The bed may seem like an unusual place to stage a celebrity portrait. What’s even more surprising is the many moods that LIFE photographers were able to achieve when they brought their subjects under—or in most cases, on top of—the covers.
The most obvious mood to create is that of seduction, which Peter Stackpole did with his photo of actress Rita Hayworth. That image from 1945 captures the hold she had on her audience, later vividly portrayed in a classic scene in The Shawshank Redemption.
But some of LIFE’s bed portraits have a heavier mood. Consider a photo of William S. Burroughs, taken by Loomis Dean. The author of such novels as Naked Lunch and Junky is wearing a suit as he sits on a narrow bed with a squishy-looking mattress, while a bright light shines overhead in a modest-looking room. While the bed is nominally in a place of repose, nothing about this picture looks comfortable, which is fitting for the man who produced some of the most memorably disturbing literature of the 20th century.
Another man who looked uncomfortable in his bedroom portrait—Richard Nixon. He was photographed by Cornell Capa in 1952, the year he would be elected Vice President. Like Burroughs, he wears a tie and dress clothes. Here the future President sits up on a narrow bed, his dress shoes on the bedquilt as he reviews documents that he has propped on his legs.
Nixon is not the only subject to take his work into bed. Vladimir Nabokov is somehow writing while lying on his back (although this was not his normal routine). Comedian Bob Hope talks on the phone while getting a foot massage in a picture that makes the bed seem like the touring comedian’s office. Henri Matisse pulls off the impressive trick of sculpting in bed—though using the bedroom as a place of creation is has some precedent among great artists.
Of course some some subjects appear to be relaxed and enjoying themselves. John F Kennedy and wife Jackie play with their daughter Caroline. Author W. Somerset Maughm enjoys the luxury of breakfast in bed. Actors Jimmy Stewart and Paulette Goddard are each seen reading in bed, in very different circumstances—she is traveling on a transatlantic cruise, and he is back at his family home after having served in World War II.

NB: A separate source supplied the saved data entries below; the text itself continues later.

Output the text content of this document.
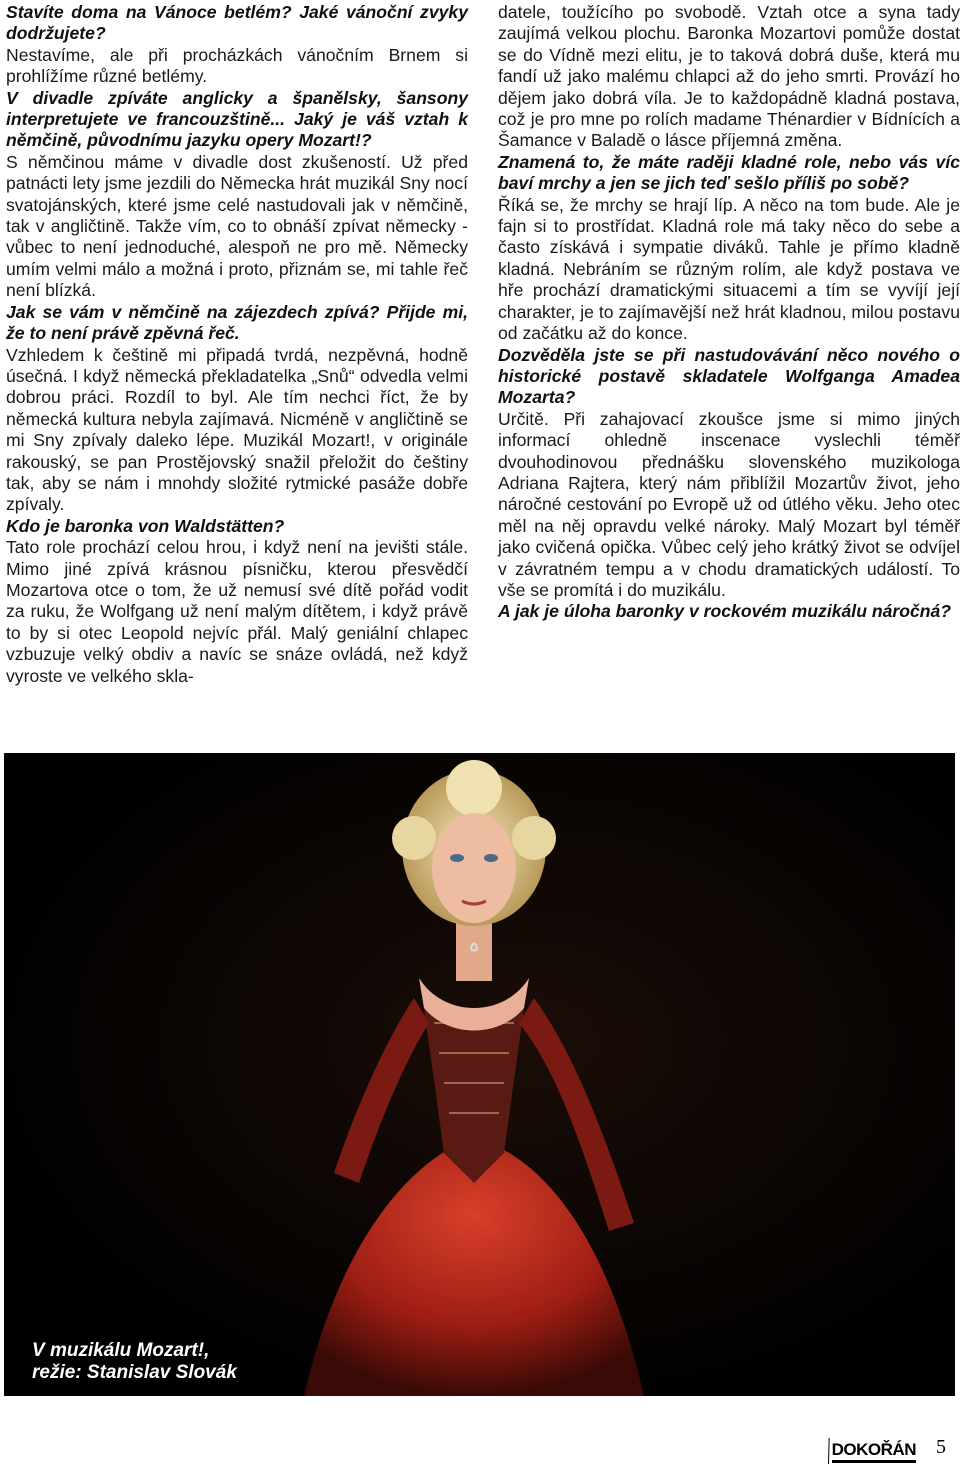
Stavíte doma na Vánoce betlém? Jaké vánoční zvyky dodržujete?

Nestavíme, ale při procházkách vánočním Brnem si prohlížíme různé betlémy.

V divadle zpíváte anglicky a španělsky, šansony interpretujete ve francouzštině... Jaký je váš vztah k němčině, původnímu jazyku opery Mozart!?

S němčinou máme v divadle dost zkušeností. Už před patnácti lety jsme jezdili do Německa hrát muzikál Sny nocí svatojánských, které jsme celé nastudovali jak v němčině, tak v angličtině. Takže vím, co to obnáší zpívat německy - vůbec to není jednoduché, alespoň ne pro mě. Německy umím velmi málo a možná i proto, přiznám se, mi tahle řeč není blízká.

Jak se vám v němčině na zájezdech zpívá? Přijde mi, že to není právě zpěvná řeč.

Vzhledem k češtině mi připadá tvrdá, nezpěvná, hodně úsečná. I když německá překladatelka „Snů“ odvedla velmi dobrou práci. Rozdíl to byl. Ale tím nechci říct, že by německá kultura nebyla zajímavá. Nicméně v angličtině se mi Sny zpívaly daleko lépe. Muzikál Mozart!, v originále rakouský, se pan Prostějovský snažil přeložit do češtiny tak, aby se nám i mnohdy složité rytmické pasáže dobře zpívaly.

Kdo je baronka von Waldstätten?

Tato role prochází celou hrou, i když není na jevišti stále. Mimo jiné zpívá krásnou písničku, kterou přesvědčí Mozartova otce o tom, že už nemusí své dítě pořád vodit za ruku, že Wolfgang už není malým dítětem, i když právě to by si otec Leopold nejvíc přál. Malý geniální chlapec vzbuzuje velký obdiv a navíc se snáze ovládá, než když vyroste ve velkého skla-

datele, toužícího po svobodě. Vztah otce a syna tady zaujímá velkou plochu. Baronka Mozartovi pomůže dostat se do Vídně mezi elitu, je to taková dobrá duše, která mu fandí už jako malému chlapci až do jeho smrti. Provází ho dějem jako dobrá víla. Je to každopádně kladná postava, což je pro mne po rolích madame Thénardier v Bídnících a Šamance v Baladě o lásce příjemná změna.

Znamená to, že máte raději kladné role, nebo vás víc baví mrchy a jen se jich teď sešlo příliš po sobě?

Říká se, že mrchy se hrají líp. A něco na tom bude. Ale je fajn si to prostřídat. Kladná role má taky něco do sebe a často získává i sympatie diváků. Tahle je přímo kladně kladná. Nebráním se různým rolím, ale když postava ve hře prochází dramatickými situacemi a tím se vyvíjí její charakter, je to zajímavější než hrát kladnou, milou postavu od začátku až do konce.

Dozvěděla jste se při nastudovávání něco nového o historické postavě skladatele Wolfganga Amadea Mozarta?

Určitě. Při zahajovací zkoušce jsme si mimo jiných informací ohledně inscenace vyslechli téměř dvouhodinovou přednášku slovenského muzikologa Adriana Rajtera, který nám přiblížil Mozartův život, jeho náročné cestování po Evropě už od útlého věku. Jeho otec měl na něj opravdu velké nároky. Malý Mozart byl téměř jako cvičená opička. Vůbec celý jeho krátký život se odvíjel v závratném tempu a v chodu dramatických událostí. To vše se promítá i do muzikálu.

A jak je úloha baronky v rockovém muzikálu náročná?

V muzikálu Mozart!,
režie: Stanislav Slovák
DOKOŘÁN 5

The most striking bedroom photo may be of Sophia Loren and her husband, movie producer Carlo Ponti. The picture was among those taken by Alfred Eisenstaedt for a story on the couple moving into their dream house, a 50-room villa near Rome. The shoot was no doubt exhausting for an article that ran at ten pages in LIFE. Eisenstadt photographed the actress by the pool, picking fruit, and wearing many different outfits in the home’s various settings. In bed with her husband, more than any of the other stars that LIFE shot in their bedrooms, she truly looks as if she needs to lay down.